Genaugenommen hat ein Sieg bei der Bundespräsidentenwahl eher geringe Auswirkungen auf unser Land. Für bedeutsamer halte ich die Signalwirkung, die davon ausgehen würde. Wir wären das erste Land Europas mit einem als rechtsradikal eingestuften Staatsoberhaupt und ich hielte einen Sieg Hofers nicht nur für den Beginn der endgültigen Blaufärbung unserer Heimat… Wahrscheinlich würden sich viele wundern, wie viele Anhänger diese Bewegung dann „schon immer hatte.“
Wenn dieser rechtsradikale Populismus nach einigen Jahren hoffentlich sein unrühmliches Ende gefunden hat, wird es wieder einmal keiner gewesen sein. So wie man gegenwärtig ja auch kaum noch Haider-Wähler ausfindig machen kann, die sich zur Mitverantwortung am Hypo-Desaster bekennen.

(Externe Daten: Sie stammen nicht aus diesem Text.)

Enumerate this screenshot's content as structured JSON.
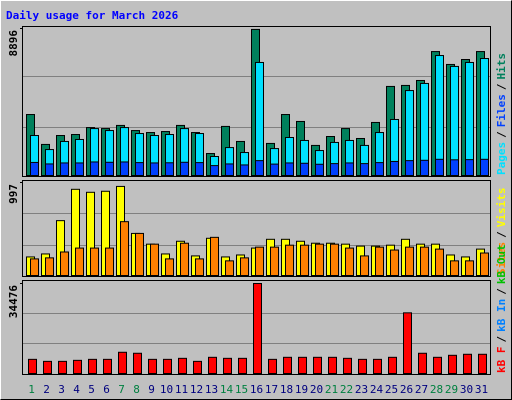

Was uns aber möglicherweise erhalten bleibt, ist die endgültige Abschaffung von Toleranz und Anstand, von Höflichkeit und Ehrlichkeit, Feminismus, Gerechtigkeit, Integration und Akzeptanz von Ausländern. Die Rückkehr der Rüpel- und Narrensprache die man jetzt als Befreiung feiert, wird nicht nur Spuren hinterlassen, sondern sowohl unser Land, als auch Europa nachhaltiger verändern, als uns allen lieb ist.
Dies ist eine ernstgemeinte Warnung: rechtsradikale Politfantasten in verantwortlichen Staatsfunktionen können verheerende Folgen für Ihr Wohlbefinden haben und die Wähler sollten sich fragen, ob ihre Not jetzt wirklich groß genug ist, um das gefährliche Experiment zu riskieren. Für mich steht zu viel auf dem Spiel, ich wähle Alexander van der Bellen.